LIVRO: “Rapariga, Mulher, Outra”,
de Bernardine Evaristo
Ed. Elsinore, Setembro de 2020
“Shirley,
a sua amiga mais antiga, virá esta noite, desde a adolescência que não falha um espetáculo que ela faça, tem sido uma constante na sua vida desde que se conheceram no liceu, tinham onze anos, era a hora do almoço e ela estava sozinha no recreio, rodeada de meninas de uniforme verde, todas em animada algazarra, a saltar à corda ou a jogar à macaca ou à apanhada, e então Shirley, a única outra rapariga de pele escura em toda a escola, veio ter com ela
e ali ficou, parada, à sua frente”
Distribuídas por quatro capítulos, as vidas de doze personagens femininas vão-se interceptando e articulando entre si na perfeição, para nos oferecerem uma visão abrangente da história da mulher no Reino Unido, de finais do século XIX até aos nossos dias.
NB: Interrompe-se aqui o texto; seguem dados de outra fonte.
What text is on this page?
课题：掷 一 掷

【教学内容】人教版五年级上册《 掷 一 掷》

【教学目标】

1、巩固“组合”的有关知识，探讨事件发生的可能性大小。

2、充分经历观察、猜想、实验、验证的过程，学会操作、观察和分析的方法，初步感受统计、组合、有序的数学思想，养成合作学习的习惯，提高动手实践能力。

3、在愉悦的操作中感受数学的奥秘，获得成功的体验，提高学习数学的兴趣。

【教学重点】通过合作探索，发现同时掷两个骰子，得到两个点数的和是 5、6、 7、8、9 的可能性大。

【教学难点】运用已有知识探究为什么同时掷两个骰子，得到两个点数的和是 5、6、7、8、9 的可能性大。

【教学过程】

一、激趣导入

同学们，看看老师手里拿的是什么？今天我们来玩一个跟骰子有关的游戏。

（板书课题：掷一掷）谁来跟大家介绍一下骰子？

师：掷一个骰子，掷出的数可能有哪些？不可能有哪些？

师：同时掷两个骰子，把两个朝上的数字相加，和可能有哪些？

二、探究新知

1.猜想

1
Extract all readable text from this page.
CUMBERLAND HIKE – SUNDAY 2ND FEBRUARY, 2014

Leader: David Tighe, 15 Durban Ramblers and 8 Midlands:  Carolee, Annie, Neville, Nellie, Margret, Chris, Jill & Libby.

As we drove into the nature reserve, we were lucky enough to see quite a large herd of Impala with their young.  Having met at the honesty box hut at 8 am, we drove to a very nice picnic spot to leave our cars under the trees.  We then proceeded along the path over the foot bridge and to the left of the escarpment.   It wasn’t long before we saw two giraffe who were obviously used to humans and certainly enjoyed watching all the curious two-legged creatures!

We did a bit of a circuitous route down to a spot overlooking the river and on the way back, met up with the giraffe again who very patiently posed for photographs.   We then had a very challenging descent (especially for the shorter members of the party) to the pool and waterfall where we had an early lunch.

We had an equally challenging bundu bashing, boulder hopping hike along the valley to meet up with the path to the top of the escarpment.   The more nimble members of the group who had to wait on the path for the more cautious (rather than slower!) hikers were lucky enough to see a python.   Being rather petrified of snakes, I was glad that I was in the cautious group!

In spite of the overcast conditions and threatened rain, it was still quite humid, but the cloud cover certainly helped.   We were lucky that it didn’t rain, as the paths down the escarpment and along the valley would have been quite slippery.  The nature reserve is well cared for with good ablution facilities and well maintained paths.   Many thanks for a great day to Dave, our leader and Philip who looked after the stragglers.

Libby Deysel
Fintando cronologias, Bernardine Evaristo centra a sua atenção nos condicionalismos de ordem social com que as mulheres se depararam ao longo dos tempos, à medida que vai dissecando os factores históricos e políticos que se revelaram determinantes para a tão desejada emancipação. Aqui chegados, porém, não se julgue que é tempo de respirar de alívio. Há questões que teimam em persistir, de uma sociedade que se obstina em fechar-se à discussão dos verdadeiros problemas da mulher, aos fenómenos de género que criam entraves a si próprios ou aos fundamentalismos que minam os mais estimáveis propósitos e são verdadeiros tiros nos pés.
O que mais sobressai na escrita de Bernardine Evaristo é a forma subtil como, do nada, constrói as suas personagens e as agiganta, tornando-as arautos de temas incontornáveis como a secundarização do papel da mulher, o preconceito racial, o assédio sexual ou a violência doméstica. Sem aligeirar nunca o sentido da mensagem, a autora conquista-nos rapidamente ao socorrer-se de uma linguagem simples, visualmente apelativa e de enorme eficácia, na qual é impossível não encontrarmos pontos de contacto com as nossas próprias vivências. Está feito o caminho para olharmos em volta e percebermos os verdadeiros obstáculos com os quais a mulher continua a deparar-se. Junte-se ao rigor das composições uma boa dose de humor e uma pitada de cinismo e temos a essência do ser mulher: imensa de crer, infatigável de vontade, lutadora inigualável.